Background/Objectives. Loss of a concentrated aqueous film-forming foam resulted in per- and polyfluoroalkyl substances (PFAS) impact to infrastructure and nearby surface water. The infrastructure included a domestic/industrial sewer system and a stormwater system which service numerous industrial facilities. The sewer and stormwater systems were subsequently isolated to prevent further impact to the environment.
The sewer and stormwater systems were washed out sequentially using water flushes, sodium hydroxide and a specially formulated alcohol-based biodegradable solvent.
Approximately 6 million liters (ML) of wastewater and 6 ML of stormwater were collected and contained in 20m3 capacity tanks (isotainers), including the waste from the washing the sewer/stormwater systems. The objective of the project was to treat collected water to a concentration of less than 0.25 μg/L Sum of PFAS (28 compounds) as measured by total oxidizable precursor (TOP) assay. The project is the first example of use of ozofractionation for PFAS and for performance of a remediation system to be validated using TOP assay.

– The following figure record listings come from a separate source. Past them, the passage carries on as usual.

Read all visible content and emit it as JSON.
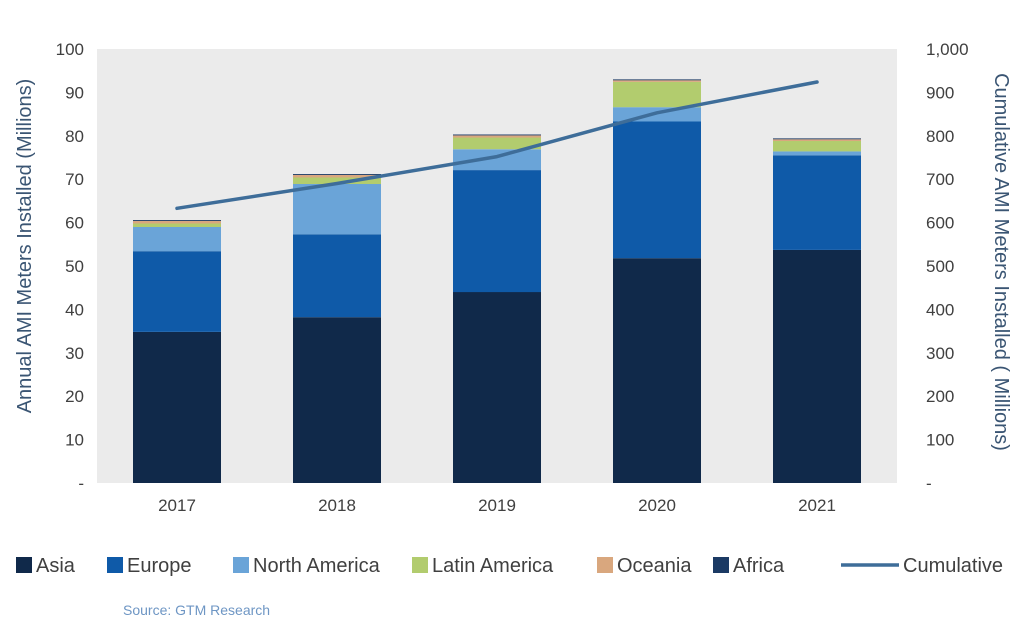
{
  "chart_data": {
    "type": "bar",
    "stacked": true,
    "categories": [
      "2017",
      "2018",
      "2019",
      "2020",
      "2021"
    ],
    "series": [
      {
        "name": "Asia",
        "color": "#10294a",
        "values": [
          34.8,
          38.2,
          44.0,
          51.8,
          53.7
        ]
      },
      {
        "name": "Europe",
        "color": "#0f5aa8",
        "values": [
          18.6,
          19.1,
          28.1,
          31.5,
          21.8
        ]
      },
      {
        "name": "North America",
        "color": "#6aa4d8",
        "values": [
          5.6,
          11.6,
          4.8,
          3.3,
          0.9
        ]
      },
      {
        "name": "Latin America",
        "color": "#b2cc6e",
        "values": [
          0.8,
          1.5,
          2.7,
          5.8,
          2.4
        ]
      },
      {
        "name": "Oceania",
        "color": "#d9a77e",
        "values": [
          0.6,
          0.6,
          0.5,
          0.4,
          0.4
        ]
      },
      {
        "name": "Africa",
        "color": "#1b3a64",
        "values": [
          0.2,
          0.2,
          0.2,
          0.2,
          0.2
        ]
      }
    ],
    "line_series": {
      "name": "Cumulative",
      "color": "#3e6d99",
      "axis": "right",
      "values": [
        633,
        690,
        752,
        853,
        924
      ]
    },
    "ylabel": "Annual AMI Meters Installed (Millions)",
    "y2label": "Cumulative AMI Meters Installed ( Millions)",
    "ylim": [
      0,
      100
    ],
    "y2lim": [
      0,
      1000
    ],
    "yticks": [
      "-",
      "10",
      "20",
      "30",
      "40",
      "50",
      "60",
      "70",
      "80",
      "90",
      "100"
    ],
    "y2ticks": [
      "-",
      "100",
      "200",
      "300",
      "400",
      "500",
      "600",
      "700",
      "800",
      "900",
      "1,000"
    ],
    "legend_position": "bottom",
    "plot_background": "#ebebeb"
  },
  "source": "Source: GTM Research"
}
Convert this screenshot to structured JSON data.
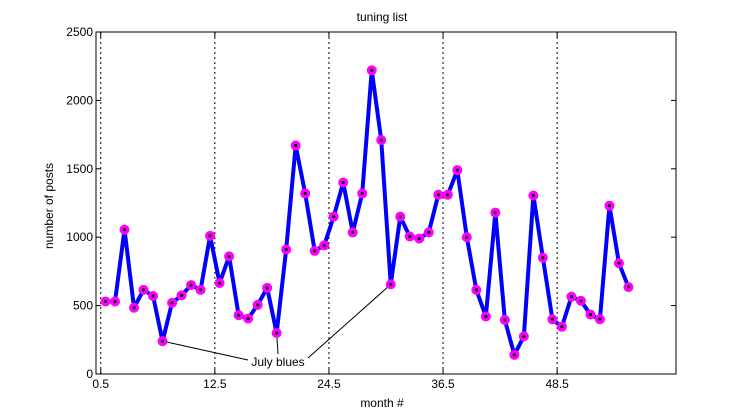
{
  "chart_data": {
    "type": "line",
    "title": "tuning list",
    "xlabel": "month #",
    "ylabel": "number of posts",
    "xlim": [
      0,
      61
    ],
    "ylim": [
      0,
      2500
    ],
    "xticks": [
      0.5,
      12.5,
      24.5,
      36.5,
      48.5
    ],
    "xtick_labels": [
      "0.5",
      "12.5",
      "24.5",
      "36.5",
      "48.5"
    ],
    "yticks": [
      0,
      500,
      1000,
      1500,
      2000,
      2500
    ],
    "ytick_labels": [
      "0",
      "500",
      "1000",
      "1500",
      "2000",
      "2500"
    ],
    "vlines": [
      0.5,
      12.5,
      24.5,
      36.5,
      48.5
    ],
    "grid": false,
    "series": [
      {
        "color": "#0000ff",
        "marker_color": "#ff00ff",
        "x": [
          1,
          2,
          3,
          4,
          5,
          6,
          7,
          8,
          9,
          10,
          11,
          12,
          13,
          14,
          15,
          16,
          17,
          18,
          19,
          20,
          21,
          22,
          23,
          24,
          25,
          26,
          27,
          28,
          29,
          30,
          31,
          32,
          33,
          34,
          35,
          36,
          37,
          38,
          39,
          40,
          41,
          42,
          43,
          44,
          45,
          46,
          47,
          48,
          49,
          50,
          51,
          52,
          53,
          54,
          55,
          56
        ],
        "y": [
          530,
          530,
          1055,
          485,
          615,
          570,
          240,
          520,
          575,
          650,
          615,
          1010,
          665,
          860,
          430,
          405,
          505,
          630,
          300,
          910,
          1670,
          1320,
          900,
          940,
          1150,
          1400,
          1035,
          1320,
          2220,
          1710,
          655,
          1150,
          1005,
          990,
          1035,
          1310,
          1310,
          1490,
          1000,
          615,
          420,
          1180,
          395,
          140,
          275,
          1305,
          850,
          400,
          345,
          565,
          535,
          435,
          400,
          1230,
          810,
          635
        ]
      }
    ],
    "annotation": {
      "text": "July blues",
      "points": [
        [
          7,
          240
        ],
        [
          19,
          300
        ],
        [
          31,
          655
        ]
      ]
    }
  }
}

Approach/Activities. The combination of high organic load and PFAS from the foam concentrate in the collected waters and waste created a complex treatment challenge. Each isotainer contained a differing spectrum of organics, inorganics and variable PFAS concentrations. Isotainers containing the wash water from cleaning the sewer and stormwater systems with the caustic and solvent were also treated. Two companies teamed up to design and install an innovative ozofractionation treatment process. Ozofractionation utilizes ozone to create a stream of bubbles that separate and concentrate PFAS in a foam fraction that is created at the top of a series of vessels and separated as a PFAS concentrate. The high surface area created by ozone micro-nano bubbles allowed effective removal of PFAS to the foam fraction. The ozone provided the oxidative capacity to break down the organic load of the sewage. The process also efficiently handled and separated suspended solids. The primary waste generated from the process is a highly concentrated aqueous PFAS stream. The system was designed for a treatment capacity of 5,000 L/hr, and, given the urgent nature of the application, a full-scale system, was designed, installed and commissioned in four weeks.

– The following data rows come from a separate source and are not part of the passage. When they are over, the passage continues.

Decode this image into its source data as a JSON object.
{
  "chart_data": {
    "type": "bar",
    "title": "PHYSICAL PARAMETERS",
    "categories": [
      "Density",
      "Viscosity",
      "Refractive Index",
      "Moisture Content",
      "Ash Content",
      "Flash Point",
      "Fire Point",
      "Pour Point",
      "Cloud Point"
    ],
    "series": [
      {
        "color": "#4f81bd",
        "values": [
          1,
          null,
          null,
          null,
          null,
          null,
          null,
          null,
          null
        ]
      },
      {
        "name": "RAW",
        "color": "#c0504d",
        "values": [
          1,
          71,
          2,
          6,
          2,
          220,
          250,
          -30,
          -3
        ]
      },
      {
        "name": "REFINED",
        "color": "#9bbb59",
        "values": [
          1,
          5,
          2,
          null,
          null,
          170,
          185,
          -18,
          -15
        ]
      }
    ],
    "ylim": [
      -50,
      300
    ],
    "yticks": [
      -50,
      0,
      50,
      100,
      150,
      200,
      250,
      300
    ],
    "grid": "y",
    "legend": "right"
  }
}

Results/Lessons Learned. The ozofractionation process demonstrated the ability to treat high PFAS concentrations up to 4,000 ug/L as well as much lower PFAS concentrations whilst also handling the high organic load and other co-contaminants of the mixture of raw domestic and industrial sewage. A reduction of greater than 99.9% as measured by sum of PFAS (28), TOP assay, was routinely achieved. The system reliably removed long-chain and short-chain PFAS down below 2 μg/L. To reach the final treatment objective, a membrane filtration system was installed to reduce concentrations reliably below 0.25 μg/L TOP assay.

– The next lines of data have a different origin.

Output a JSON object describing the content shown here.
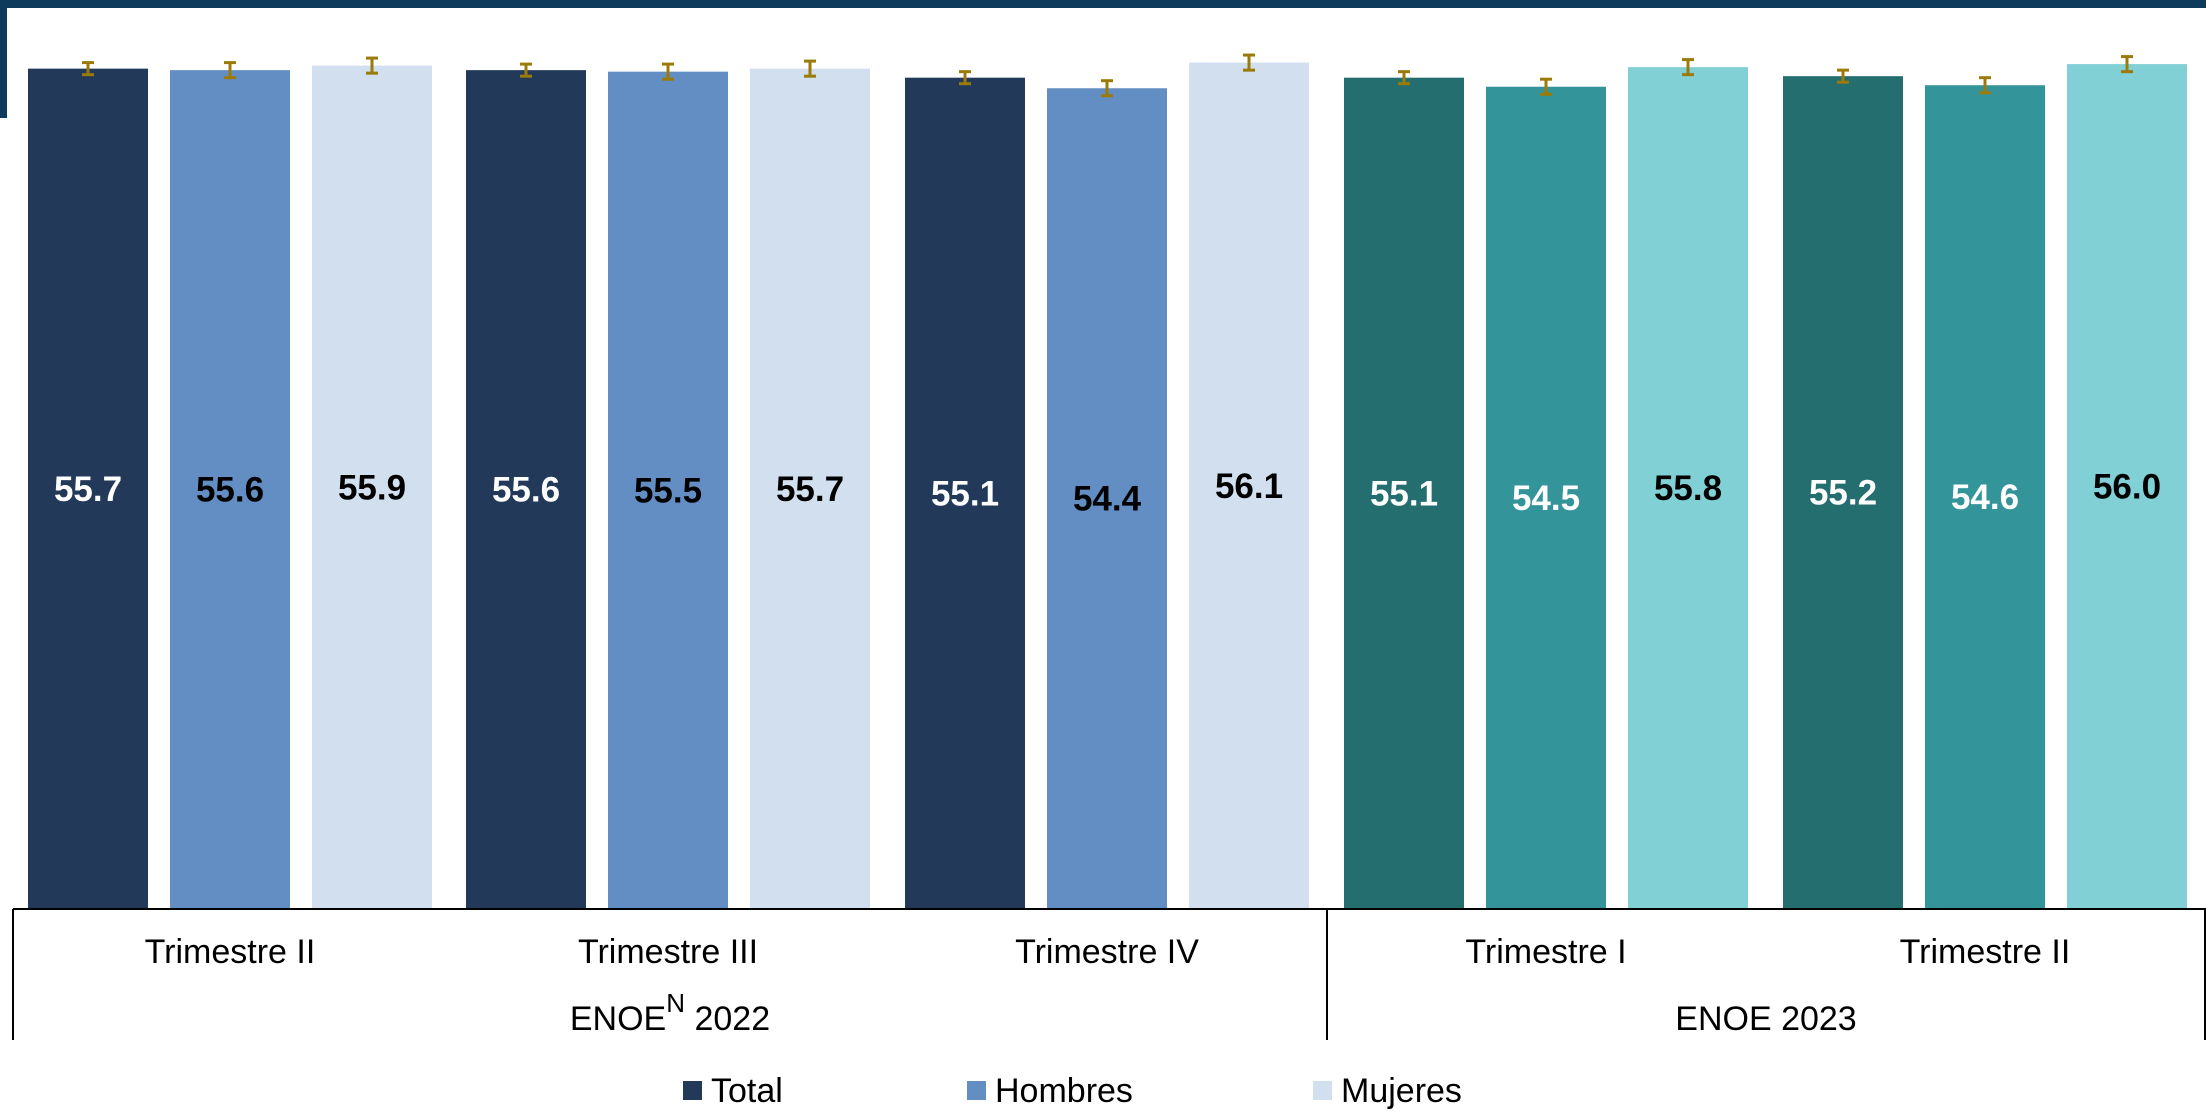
{
  "chart_data": {
    "type": "bar",
    "ylim": [
      0,
      57.2
    ],
    "groups": [
      {
        "label": "Trimestre II",
        "survey": "enoe2022",
        "bars": [
          {
            "series": "Total",
            "value": 55.7,
            "err": [
              55.3,
              56.1
            ]
          },
          {
            "series": "Hombres",
            "value": 55.6,
            "err": [
              55.1,
              56.1
            ]
          },
          {
            "series": "Mujeres",
            "value": 55.9,
            "err": [
              55.4,
              56.4
            ]
          }
        ]
      },
      {
        "label": "Trimestre III",
        "survey": "enoe2022",
        "bars": [
          {
            "series": "Total",
            "value": 55.6,
            "err": [
              55.2,
              56.0
            ]
          },
          {
            "series": "Hombres",
            "value": 55.5,
            "err": [
              55.0,
              56.0
            ]
          },
          {
            "series": "Mujeres",
            "value": 55.7,
            "err": [
              55.2,
              56.2
            ]
          }
        ]
      },
      {
        "label": "Trimestre IV",
        "survey": "enoe2022",
        "bars": [
          {
            "series": "Total",
            "value": 55.1,
            "err": [
              54.7,
              55.5
            ]
          },
          {
            "series": "Hombres",
            "value": 54.4,
            "err": [
              53.9,
              54.9
            ]
          },
          {
            "series": "Mujeres",
            "value": 56.1,
            "err": [
              55.6,
              56.6
            ]
          }
        ]
      },
      {
        "label": "Trimestre I",
        "survey": "enoe2023",
        "bars": [
          {
            "series": "Total",
            "value": 55.1,
            "err": [
              54.7,
              55.5
            ]
          },
          {
            "series": "Hombres",
            "value": 54.5,
            "err": [
              54.0,
              55.0
            ]
          },
          {
            "series": "Mujeres",
            "value": 55.8,
            "err": [
              55.3,
              56.3
            ]
          }
        ]
      },
      {
        "label": "Trimestre II",
        "survey": "enoe2023",
        "bars": [
          {
            "series": "Total",
            "value": 55.2,
            "err": [
              54.8,
              55.6
            ]
          },
          {
            "series": "Hombres",
            "value": 54.6,
            "err": [
              54.1,
              55.1
            ]
          },
          {
            "series": "Mujeres",
            "value": 56.0,
            "err": [
              55.5,
              56.5
            ]
          }
        ]
      }
    ],
    "surveys": [
      {
        "id": "enoe2022",
        "label": "ENOE",
        "superscript": "N",
        "label_suffix": " 2022"
      },
      {
        "id": "enoe2023",
        "label": "ENOE 2023"
      }
    ],
    "legend": {
      "placement": "bottom-center",
      "entries": [
        {
          "series": "Total",
          "color": "#22395A"
        },
        {
          "series": "Hombres",
          "color": "#628EC3"
        },
        {
          "series": "Mujeres",
          "color": "#D1DFEE"
        }
      ]
    },
    "colors": {
      "enoe2022": {
        "Total": "#22395A",
        "Hombres": "#628EC3",
        "Mujeres": "#D1DFEE"
      },
      "enoe2023": {
        "Total": "#246E70",
        "Hombres": "#33949A",
        "Mujeres": "#80D0D6"
      },
      "label_colors": {
        "enoe2022": {
          "Total": "#FFFFFF",
          "Hombres": "#000000",
          "Mujeres": "#000000"
        },
        "enoe2023": {
          "Total": "#FFFFFF",
          "Hombres": "#FFFFFF",
          "Mujeres": "#000000"
        }
      },
      "error_bar": "#9C7A09",
      "header_band": "#0E3B5C"
    },
    "grid": false
  }
}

Ian Ross, Senior Technical Director and Global, In Situ Remediation Technical Lead/Global PFAS Lead, Arcadis UK
Ian Ross, Ph.D., is a Senior Technical Director and Global, In Situ Remediation Technical Lead/Global PFAS Lead at Arcadis from Leeds, West Yorkshire, UK.
His focus for the last four years has been on solely on PFAS after initially working on options for perfluorooctane sulfonate (PFOS) management in 2005 after the Buncefield Fire in the UK. He has was part of the team authoring and reviewing the CONCAWE PFAS guidance document and has published several articles on PFAS analysis, site investigation and remediation, including a recent book chapter on PFASs management.
He has been focussed on the bioremediation of xenobiotics for over 26 years as a result of three applied industrially sponsored academic research projects. At Arcadis he has worked designing and implementing innovative chemical, physical and biological remediation technologies.
He has evaluated the fate and transport, biodegradation potential and treatment options for contaminants including hydrocarbons, chlorinated solvents, nitroaromatics, PFAS, lindane (hexachlorocyclohexane), polychlorinated biphneyls (PCBs), Aldrin, Dieldrin and dichlorodiphenyltrichloroethane (DDT).
He has experience with multiple physical, chemical and biological treatment technologies and has won several national and international remediation awards for designing their application.